Отец не мог говорить, а глаза у него были точно такие, как у Фирса. С той же мольбой и смирением... Я понял то, что хотел доказать всем опытом своей жизни он: «Никем нельзя жертвовать даже во имя самых высоких идей. Убить человека — значит убить весь мир». Он хотел, чтобы это осознал его сын и помог осознать другим... Ты ведь знаешь, как мучили меня сомнения относительно генератора и правомочности вмешательства в чужую личность. Но именно тогда, похоронив отца, я решил намертво, что не должен больше возвращаться к этому нашему великому делу. Уговорил шефа отпустить меня, ссылаясь на болезнь бабушки, а тебя избегал. Боялся, что не сумею устоять перед твоим натиском... Потом устроился инженером в самое завалящее КБ и стал писать семейную сагу — исполнял то, что мысленно пообещал сделать отцу... Вот, Ласик, так я и сбежал. Поэтому и отказался вернуться. Последний наш разговор хорошо помню. Ты, конечно, спросишь, почему я не так уж сильно пытался остановить тебя, перетащить на свою сторону. Да не знал я, должна ли моя правда стать твоей! То есть не мог понять: если я не могу и не хочу делать что-либо, является ли это истиной, применимой и для других... До сих пор, между прочим, не знаю.

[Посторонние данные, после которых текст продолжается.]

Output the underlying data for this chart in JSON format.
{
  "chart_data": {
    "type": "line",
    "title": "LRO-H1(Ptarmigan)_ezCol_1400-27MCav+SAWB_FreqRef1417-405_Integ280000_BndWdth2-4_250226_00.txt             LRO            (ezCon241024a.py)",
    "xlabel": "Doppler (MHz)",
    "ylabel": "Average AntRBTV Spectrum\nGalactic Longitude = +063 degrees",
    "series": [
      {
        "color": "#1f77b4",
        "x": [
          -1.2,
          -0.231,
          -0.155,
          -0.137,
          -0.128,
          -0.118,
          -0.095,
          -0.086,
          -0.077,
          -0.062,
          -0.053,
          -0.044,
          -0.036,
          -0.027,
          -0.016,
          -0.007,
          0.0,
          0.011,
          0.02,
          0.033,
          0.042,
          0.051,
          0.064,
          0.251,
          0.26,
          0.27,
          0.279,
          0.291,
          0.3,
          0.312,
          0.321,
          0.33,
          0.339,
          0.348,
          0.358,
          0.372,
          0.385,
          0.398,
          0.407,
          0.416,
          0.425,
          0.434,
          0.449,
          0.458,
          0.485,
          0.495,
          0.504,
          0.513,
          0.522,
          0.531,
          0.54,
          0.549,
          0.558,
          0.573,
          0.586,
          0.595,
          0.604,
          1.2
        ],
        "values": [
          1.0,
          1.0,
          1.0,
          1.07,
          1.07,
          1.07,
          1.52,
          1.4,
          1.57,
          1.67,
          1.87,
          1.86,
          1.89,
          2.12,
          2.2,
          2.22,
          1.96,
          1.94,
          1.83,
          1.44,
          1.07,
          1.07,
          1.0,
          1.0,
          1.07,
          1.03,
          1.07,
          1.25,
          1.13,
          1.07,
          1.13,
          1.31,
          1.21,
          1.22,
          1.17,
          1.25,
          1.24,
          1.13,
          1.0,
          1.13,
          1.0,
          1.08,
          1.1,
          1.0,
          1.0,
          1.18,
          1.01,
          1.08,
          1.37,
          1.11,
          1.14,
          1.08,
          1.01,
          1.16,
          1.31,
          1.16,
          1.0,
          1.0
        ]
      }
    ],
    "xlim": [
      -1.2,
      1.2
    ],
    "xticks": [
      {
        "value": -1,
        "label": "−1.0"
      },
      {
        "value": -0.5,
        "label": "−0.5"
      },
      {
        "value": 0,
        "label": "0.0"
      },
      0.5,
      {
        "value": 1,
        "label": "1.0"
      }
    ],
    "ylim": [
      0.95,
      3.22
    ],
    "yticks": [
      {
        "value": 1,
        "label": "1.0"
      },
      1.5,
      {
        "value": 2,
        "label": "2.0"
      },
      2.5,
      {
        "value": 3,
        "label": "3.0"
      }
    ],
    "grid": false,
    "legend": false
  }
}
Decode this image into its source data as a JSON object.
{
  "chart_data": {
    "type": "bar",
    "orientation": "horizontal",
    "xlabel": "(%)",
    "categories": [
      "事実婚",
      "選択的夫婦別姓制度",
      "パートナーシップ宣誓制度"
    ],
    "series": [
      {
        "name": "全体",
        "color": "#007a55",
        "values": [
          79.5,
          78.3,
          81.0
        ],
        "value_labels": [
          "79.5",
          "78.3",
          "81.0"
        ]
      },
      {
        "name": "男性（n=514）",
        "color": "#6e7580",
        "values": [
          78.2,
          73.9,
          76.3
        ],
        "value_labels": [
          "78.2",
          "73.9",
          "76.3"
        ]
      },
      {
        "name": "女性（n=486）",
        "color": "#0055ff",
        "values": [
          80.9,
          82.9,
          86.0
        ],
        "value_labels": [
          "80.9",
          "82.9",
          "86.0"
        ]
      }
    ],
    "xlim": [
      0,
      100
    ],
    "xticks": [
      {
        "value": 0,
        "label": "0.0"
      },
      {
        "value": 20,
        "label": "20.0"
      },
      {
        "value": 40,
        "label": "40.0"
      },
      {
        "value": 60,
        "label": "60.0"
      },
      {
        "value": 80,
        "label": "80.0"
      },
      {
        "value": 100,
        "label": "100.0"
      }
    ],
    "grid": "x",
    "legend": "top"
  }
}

Максим прислушался к ритмичному сопению на тюфяке, хотел встать и посидеть с книгой до утра на кухне, поскольку сна не было ни в одном глазу и мысли кружили роем самые разные. Перевернулся на бок, закрыл глаза и словно нырнул в другое измерение.

Через несколько минут с тихим кряхтением поднялся с тюфяка Ласкер. Выпил воды из ковша, подкинул дров, набросил на плечи куртку, вернулся в комнату и присел к письменному столу. Опасливо поглядывая на спящего хозяина, включил настольную лампу, просмотрел стопку книг, обнаружил лежавшую под ними рукопись.

Сверху оказалась страница 111. Начиналась она странно: «В Оперетте давали Графа Люксембурга». Подперев ладонью щеку, как делал в школе, Лион начал читать.